Prochain Atelier du Club

La prochaine séance du Club sera consacrée aux technologies d’IA (Intelligence artificielle), qui s’immiscent progressivement aux achats pour augmenter la performance des équipes et optimiser les résultats.

La création de valeur par les achats était le fil conducteur d’une table ronde récemment organisée par Acxias en partenariat avec Grenoble École de Management. L’occasion de rappeler qu’au-delà de la réduction des coûts, la collaboration avec toutes les parties prenantes du processus constitue un levier essentiel.

S-Noel M-Sauvage T-BOURANY
Sylvie Noël,
directrice des achats de COVEA
et présidente de l'ADRA

(Association des Directeurs
et Responsables Achats)
Marc Sauvage,
directeur des achats et des services juridiques
de la Région Centre et président de la CDAF

(Compagnie des Dirigeants et Acheteurs de France) 
Thièry Bourany,
directeur des achats de Nexans France.

Les achats, créateurs de valeur : éternel débat ! C’était justement le thème de celui qui s‘est tenu jeudi 26 février, conjointement au lancement de la « smartapp » Quiz achats, devant la petite centaine de professionnels des achats qui avaient répondu à l’invitation d’Acxias et Grenoble École de Management. Dès son introduction, Bertrand Gabriel, directeur général du cabinet de conseil, a suggéré de dépasser la seule dimension financière, par la réduction des coûts, pour développer d’autres relais de création de valeur par les achats. « Il faut passer d’achats low-cost à des achats high-value », a embrayé Hugues Poissonnier, directeur de recherche de l’Irima (Institut de recherche et d’innovation en management des achats) et professeur à Grenoble École de Management.

Seulement, dans cette approche de la performance « par le haut », de quelles valeurs parle-t-on ? Plutôt que de répondre à cette question, les trois responsables achats invités à débattre, représentant respectivement les services (Covéa), l’industrie (Nexans) et le secteur public (Région Centre-Val de Loire), ont préféré définir les principales composantes entrant en ligne de compte. « Les ressources humaines, aux achats et au-delà, les process, optimisés grâce aux outils, ou la gestion du risque fournisseurs sont des notions fondamentales pour générer de la valeur ajoutée », a ainsi listé Sylvie Noël, directrice des achats du groupe mutualiste (GMF, Maaf, MMA) et présidente de l’Adra (Association des directeurs et responsables achats). Sans oublier l’innovation, a aussitôt complété Thièry Bourany, directeur des achats de Nexans France, également en charge de la transformation du processus métier au niveau du groupe.
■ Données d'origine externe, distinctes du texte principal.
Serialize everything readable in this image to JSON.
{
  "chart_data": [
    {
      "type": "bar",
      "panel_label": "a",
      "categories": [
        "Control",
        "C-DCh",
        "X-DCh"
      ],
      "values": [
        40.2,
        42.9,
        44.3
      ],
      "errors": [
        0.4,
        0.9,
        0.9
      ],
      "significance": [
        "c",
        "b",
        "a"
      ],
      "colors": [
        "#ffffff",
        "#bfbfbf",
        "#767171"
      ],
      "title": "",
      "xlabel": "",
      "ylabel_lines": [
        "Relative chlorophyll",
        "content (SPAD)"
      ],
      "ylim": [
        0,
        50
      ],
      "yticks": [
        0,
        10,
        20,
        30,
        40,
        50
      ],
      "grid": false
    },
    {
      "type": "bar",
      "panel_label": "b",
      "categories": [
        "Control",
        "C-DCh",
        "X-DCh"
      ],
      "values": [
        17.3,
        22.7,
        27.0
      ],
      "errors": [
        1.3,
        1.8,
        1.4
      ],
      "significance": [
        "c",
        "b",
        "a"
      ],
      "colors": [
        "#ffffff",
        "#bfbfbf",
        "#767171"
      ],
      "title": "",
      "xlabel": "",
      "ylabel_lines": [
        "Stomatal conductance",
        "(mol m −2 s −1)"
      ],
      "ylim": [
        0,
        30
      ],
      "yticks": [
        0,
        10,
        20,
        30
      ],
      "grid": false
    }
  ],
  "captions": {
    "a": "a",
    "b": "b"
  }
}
Flirtant toujours avec la problématique de la performance financière, « rarement visible dans le compte de résultats » de l’avis de tous, le débat a rapidement pointé l’importance de la collaboration achats. Au sein de la fonction, mais surtout avec les fournisseurs et les prescripteurs, voire avec les clients de l’entreprise. Et en étant le plus proactif possible. « Cela suppose de développer les compétences des acheteurs, qui doivent pouvoir aborder des problématiques comme la propriété intellectuelle, le développement durable, le reverse factoring, etc. », a insisté Marc Sauvage, directeur des achats et des services juridiques de la région Centre-Val de Loire et président de la CDAF (Compagnie des dirigeants et acheteurs de France). La reconnaissance des achats comme créateurs de valeur passerait aussi par un renforcement du poids et de la légitimité de la fonction. Comment ? « En travaillant plus en amont, sur la stratégie, les budgets, les besoins, etc. », selon Sylvie Noël. Ou « en réussissant quelques projets marquants, et en communiquant sur les gains obtenus », a ajouté Thièry Bourany.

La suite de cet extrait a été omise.